A humanidade é formada por animais inquietos. São seres que gritando aos céus suas dores, esperanças, ilusões, alegrias e decepções, imprimem seu legado no tempo. Assim, a memória do mundo impulsiona a busca por respostas e soluções nunca definitivamente encontradas. V de Vingança não é mais do que uma das tantas histórias contadas por seus herdeiros. 
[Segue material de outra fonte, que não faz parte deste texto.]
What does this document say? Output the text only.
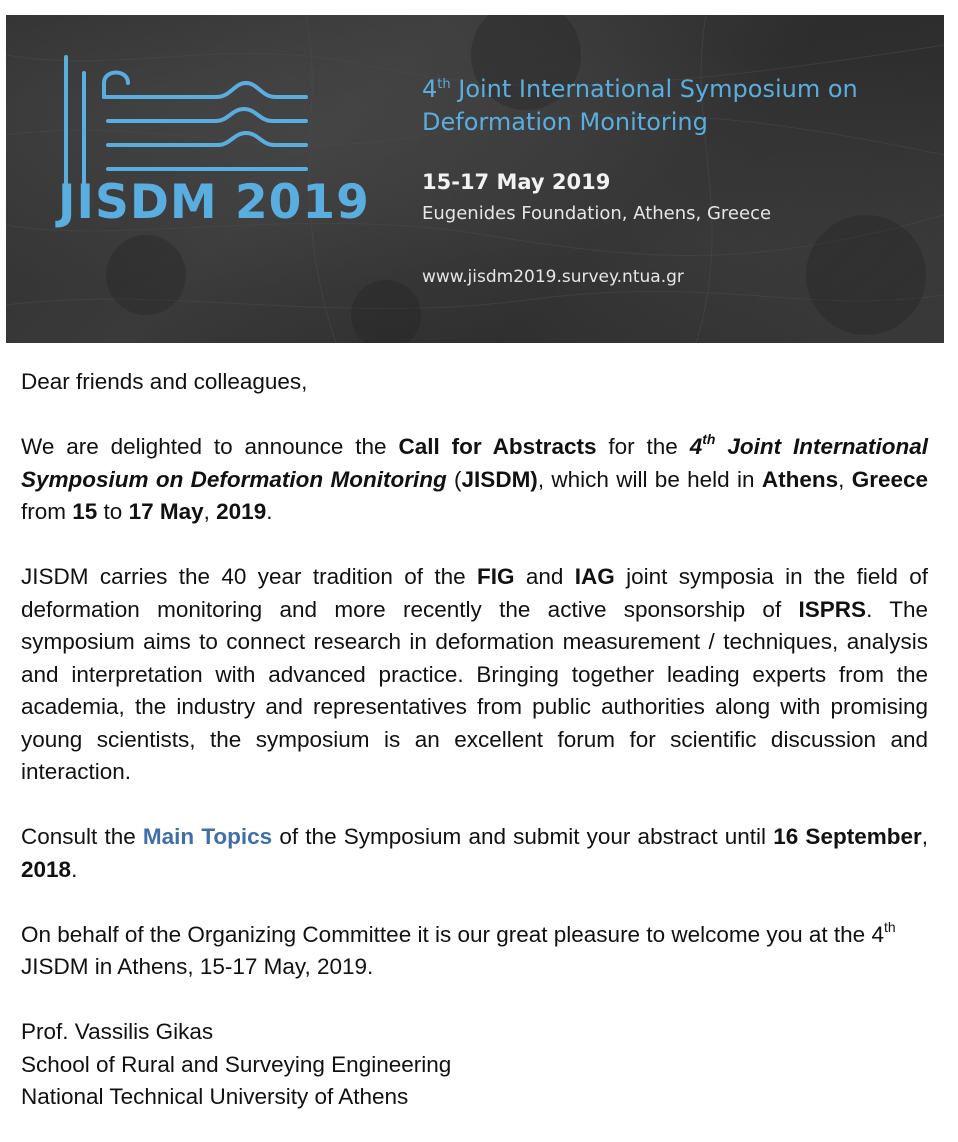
JISDM 2019
4th Joint International Symposium on
Deformation Monitoring
15-17 May 2019
Eugenides Foundation, Athens, Greece
www.jisdm2019.survey.ntua.gr

Dear friends and colleagues,

We are delighted to announce the Call for Abstracts for the 4th Joint International Symposium on Deformation Monitoring (JISDM), which will be held in Athens, Greece from 15 to 17 May, 2019.

JISDM carries the 40 year tradition of the FIG and IAG joint symposia in the field of deformation monitoring and more recently the active sponsorship of ISPRS. The symposium aims to connect research in deformation measurement / techniques, analysis and interpretation with advanced practice. Bringing together leading experts from the academia, the industry and representatives from public authorities along with promising young scientists, the symposium is an excellent forum for scientific discussion and interaction.

Consult the Main Topics of the Symposium and submit your abstract until 16 September, 2018.

On behalf of the Organizing Committee it is our great pleasure to welcome you at the 4th JISDM in Athens, 15-17 May, 2019.

Prof. Vassilis Gikas
School of Rural and Surveying Engineering
National Technical University of Athens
No início do século XVII a Inglaterra estava mergulhada em disputas religiosas entre católicos e protestantes. O rei Jaime I irritava os católicos que decidiram levar a cabo um levante, aquele que ficou conhecido como a Conspiração da Pólvora e que deveria terminar com a destruição do prédio do Parlamento Inglês. Na noite de 5 de novembro de 1605, teria lugar uma sessão em que estaria presentes o rei, acompanhado de todos os parlamentares. Escondido sob o edifício estava Guy Fawkes, o escolhido para detonar as explosões. Porém, Fawkes foi descoberto. Preso e torturado, acabou por denunciar os outros conspiradores que com ele foram condenados à forca, por traição e assassinato. 
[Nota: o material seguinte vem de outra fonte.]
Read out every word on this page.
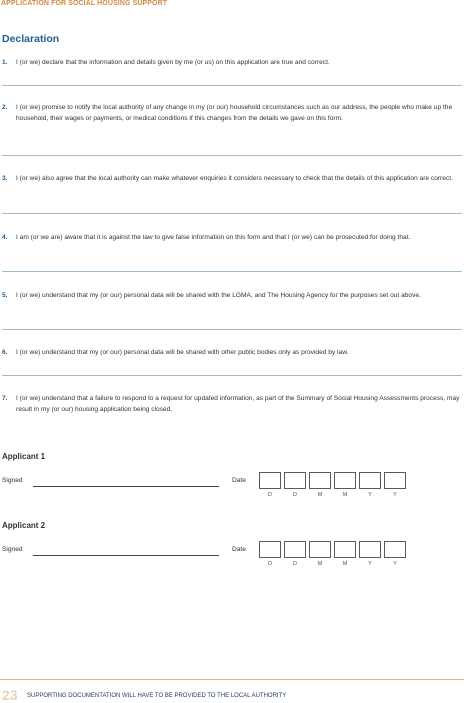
APPLICATION FOR SOCIAL HOUSING SUPPORT
Declaration
1. I (or we) declare that the information and details given by me (or us) on this application are true and correct.
2. I (or we) promise to notify the local authority of any change in my (or our) household circumstances such as our address, the people who make up the household, their wages or payments, or medical conditions if this changes from the details we gave on this form.
3. I (or we) also agree that the local authority can make whatever enquiries it considers necessary to check that the details of this application are correct.
4. I am (or we are) aware that it is against the law to give false information on this form and that I (or we) can be prosecuted for doing that.
5. I (or we) understand that my (or our) personal data will be shared with the LGMA, and The Housing Agency for the purposes set out above.
6. I (or we) understand that my (or our) personal data will be shared with other public bodies only as provided by law.
7. I (or we) understand that a failure to respond to a request for updated information, as part of the Summary of Social Housing Assessments process, may result in my (or our) housing application being closed.
Applicant 1
Signed	Date
D	D	M	M	Y	Y
Applicant 2
Signed	Date
D	D	M	M	Y	Y
23 SUPPORTING DOCUMENTATION WILL HAVE TO BE PROVIDED TO THE LOCAL AUTHORITY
"Lembrai, lembrai o cinco de novembro. A pólvora, a traição e o ardil. Não sei de uma razão para a traição da pólvora ser algum dia esquecida."

Esta é a história que, já no século XX, serviu de inspiração para que Alan Moore escrevesse “V for Vendetta”, a história em quadrinhos que conta as desventuras do personagem V. Desenhada por David Loyd, a história de Moore foi publicada entre 1982 e 1983, em preto e branco, pela editora inglesa Warrior, não chegando a ser finalizada. Em 1988, incentivados pela DC Comics, Moore e Loyd retomaram a série e a concluíram em uma edição colorida. Anos mais tarde, Andy e Larry Wachowski (os irmãos que sacudiram o mundo cinematográfico com a trilogia Matrix), grandes fãs da HQ, decidiram levá-la às telas do cinema e apresentar o personagem mascarado V a um público maior. “Um humilde veterano do teatro de variedades, escalado como vítima e vilão pelas vicissitudes do destino. Esta máscara não é um mero vestígio de vaidade. É um vestígio da vox populi que não mais existe. No entanto, esta valente visita de um irritante ser ultrapassado visa varrer esses crimes venais e virulentos da vanguarda do vício que permitem a viciosa e voraz vacilação da vontade. O único veredicto é vingança, uma vendeta, mantida como voto, não em vão, por seu valor e veracidade que um dia vingará os zelosos e os virtuosos. Na verdade, depois dessa vívida verbosidade tão vociferante, só quero dizer que é uma honra conhecê-la. Pode me chamar de V".... de Vingança, pois ele assim escolheu.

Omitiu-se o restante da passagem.